L'ITALIA - Purtroppo l'Italia soffre di entrambi i mali, dunque la sua terapia è più problematica. L'analisi di S&P viene accusata di «incoerenza», perché a settembre, viene ricordato dal Corriere della Sera, «gli analisti dell'agenzia motivarono una bocciatura in arrivo con "rischi per gli obiettivi di bilancio", con "incertezze sull'attuazione di misure a favore della crescita" e con il "blocco della situazione politica" che potrebbe "ritardare le risposte alle sfide"». Ma chiediamoci: è proprio vero, come scrive Fubini, che «da allora tutti questi elementi di vulnerabilità sono stati ridotti o eliminati dall'Italia»? No, è falso, persistono tutti. Persistono i "rischi per gli obiettivi di bilancio", dal momento che con i pesanti effetti recessivi di una manovra tutta tasse, e senza ancora riforme per la crescita, il calo del Pil quest'anno sarà molto peggiore di quello previsto (-2% e non -0,5), rendendo l'azzeramento del deficit nel 2013 una chimera. Né al momento appaiono sgombrate le "incertezze sull'attuazione di misure a favore della crescita", visto che siamo sotto schiaffo dei tassisti e i sindacati pare siano riusciti a far uscire l'art. 18 dall'agenda del governo. Insomma, c'è poco o nulla nell'attuale quadro politico italiano che renda ottimisti sulla realizzazione delle liberalizzazioni e di una riforma pro-crescita del mercato del lavoro.
Ciò non contraddice affatto l'apertura di credito che l'agenzia concede al governo Monti, elogiato anziché bocciato. E' indubbio che Monti venga visto come più autorevole e credibile di Berlusconi, e S&P lo riconosce esplicitamente, come mesi fa riconosceva le politiche nella giusta direzione del precedente governo. Riconosce a Monti (e Rajoy) di aver «avviato iniziative per modernizzare l'economia e assicurare la sostenibilità delle finanze pubblice nel lungo periodo»; riconosce che «la gestione politica interna della crisi è notevolmente migliorata in Italia»; e addiritttura che «l'indebolimento del quadro politico europeo viene in sufficiente misura compensato dalla più forte capacità dell'Italia di formulare e implementare politiche anticrisi». Ma era, ed è evidente che ciò non basta, perché come ripetiamo da settimane il problema italiano è un blocco sistemico, che va al di là dei singoli partiti e delle personalità politiche, e i mercati l'hanno ben presente. Avrebbero commesso un grave errore Monti, e con lui tutti i suoi sostenitori, politici e mediatici, se avessero creduto che potesse bastare l'autorevolezza della sua figura per ottenere uno sconto sui tassi d'interesse.
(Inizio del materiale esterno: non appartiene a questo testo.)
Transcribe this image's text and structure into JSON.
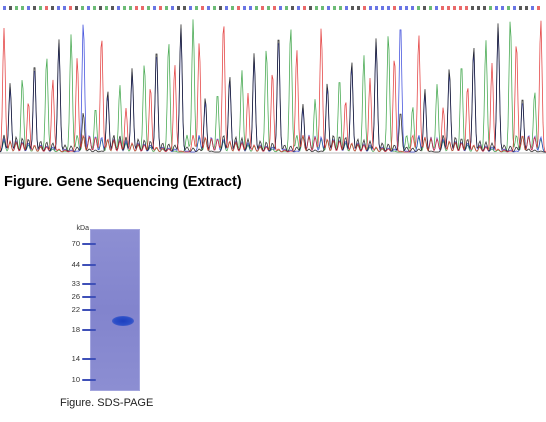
{
  "sequencing": {
    "caption": "Figure. Gene Sequencing (Extract)",
    "colors": {
      "A": "#2e9e3a",
      "C": "#2a3bd8",
      "G": "#111111",
      "T": "#e02a2a"
    }
  },
  "sds_page": {
    "caption": "Figure. SDS-PAGE",
    "unit_label": "kDa",
    "markers": [
      "70",
      "44",
      "33",
      "26",
      "22",
      "18",
      "14",
      "10"
    ],
    "gel_color": "#8a8cd1",
    "band_color": "#1f3fc0"
  }
}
Ricapitolando: 1) S&P non dice che non ci voglia austerità fiscale, ma che "solo" quella sarebbe controproducente. E non è certo Berlino che impedisce agli altri Stati di accompagnare il rigore con riforme strutturali pro-crescita, o di conseguire il pareggio di bilancio tagliando la spesa pubblica improduttiva invece che a suon di tasse, che hanno effetti ben più recessivi; 2) S&P riconosce la diversità da Paese a Paese dei fattori chiave della crisi: ci sono Paesi il cui problema principale è il debito elevato, altri per cui è il gap di competitività. Si dà il caso che per l'Italia siano entrambi. Appare incomprensibile quindi come l'Italia possa sostenere di aver fatto i "compiti a casa" se: 2a) non ha toccato lo stock di debito e pare si rifiuti di farlo; 2b) invece di tagliare la spesa aumenta le tasse accrescendo l'impatto recessivo dell'austerità fiscale; 2c) sulla crescita siamo ancora ai tavoli e alle concertazioni, cioè alle chiacchiere, e non saranno certo i farmaci di fascia C venduti all'Ipercoop a rilanciare il nostro Pil, semmai liberalizzazioni radicali: lavoro, professioni, municipalizzate, reti.